Architecture
Overview
Postgres WAL ──▶ Decode ──▶ Buffer ──▶ Parquet ──▶ S3 ──▶ Iceberg Commit
│
DuckDB ◀──┘ (query server)Pipeline
The pipeline is a single goroutine that reads WAL, decodes, buffers, flushes, and acknowledges. There are no channels between stages — this keeps the design simple and makes reasoning about ordering and backpressure straightforward.
Key Components
WAL Decoder
Parses pgoutput v1 messages from the Postgres logical replication stream. Handles relation messages, inserts, updates, and deletes.
Writer / Buffer
Buffers rows per table in memory. When a flush trigger fires (row count or time interval), the writer:
- Builds a Parquet file from buffered rows
- For updates/deletes: reads existing Parquet data, filters out deleted/updated rows, merges with new rows (copy-on-write)

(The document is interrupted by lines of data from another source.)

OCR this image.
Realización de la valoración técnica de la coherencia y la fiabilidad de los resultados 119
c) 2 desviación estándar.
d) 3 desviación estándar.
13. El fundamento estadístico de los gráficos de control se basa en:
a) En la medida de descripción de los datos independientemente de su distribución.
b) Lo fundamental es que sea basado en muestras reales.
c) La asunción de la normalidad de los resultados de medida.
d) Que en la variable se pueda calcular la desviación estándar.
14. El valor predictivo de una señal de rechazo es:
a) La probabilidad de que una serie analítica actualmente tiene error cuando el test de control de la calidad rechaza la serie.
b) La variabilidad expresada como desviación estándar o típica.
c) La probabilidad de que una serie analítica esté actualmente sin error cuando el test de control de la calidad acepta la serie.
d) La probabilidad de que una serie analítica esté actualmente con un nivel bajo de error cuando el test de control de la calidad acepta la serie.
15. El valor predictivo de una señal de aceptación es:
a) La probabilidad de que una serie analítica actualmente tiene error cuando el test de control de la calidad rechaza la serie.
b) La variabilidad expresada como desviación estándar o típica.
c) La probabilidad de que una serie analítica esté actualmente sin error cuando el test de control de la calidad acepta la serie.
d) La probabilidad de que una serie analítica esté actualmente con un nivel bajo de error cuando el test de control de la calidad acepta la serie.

- Uploads the Parquet file to S3
- Commits an Iceberg snapshot with updated manifest
Iceberg Catalog
Manages Iceberg metadata — snapshots, manifests, and schema. Maps Postgres OIDs to Iceberg types.
Query Server
Embeds DuckDB and serves queries over the Postgres wire protocol via psql-wire. Reads directly from Iceberg tables on S3.
State Store
SQLite-backed persistence for LSN positions and table registry. Used for fast startup — the Iceberg snapshot summary (last_flush_lsn) is the authoritative source of truth.
Project Layout
cmd/streambed/main.go Entry point, Cobra CLI
config/ Config loading (flags + env vars)
internal/
pipeline/pipeline.go WAL consumer + writer loop
iceberg/writer.go Per-table buffering, CoW merge, Parquet flush
iceberg/catalog.go Iceberg snapshot/manifest commit
iceberg/schema.go PG OID → Iceberg type mapping
iceberg/avro.go Avro encoding for Iceberg metadata
wal/decoder.go pgoutput message parsing
wal/types.go RowEvent, Column, RelationMessage
wal/slot.go Replication slot management
wal/resync.go COPY-based table backfill
parquet/builder.go Parquet file builder
server/server.go DuckDB query server
state/store.go SQLite state persistence
storage/s3.go S3 client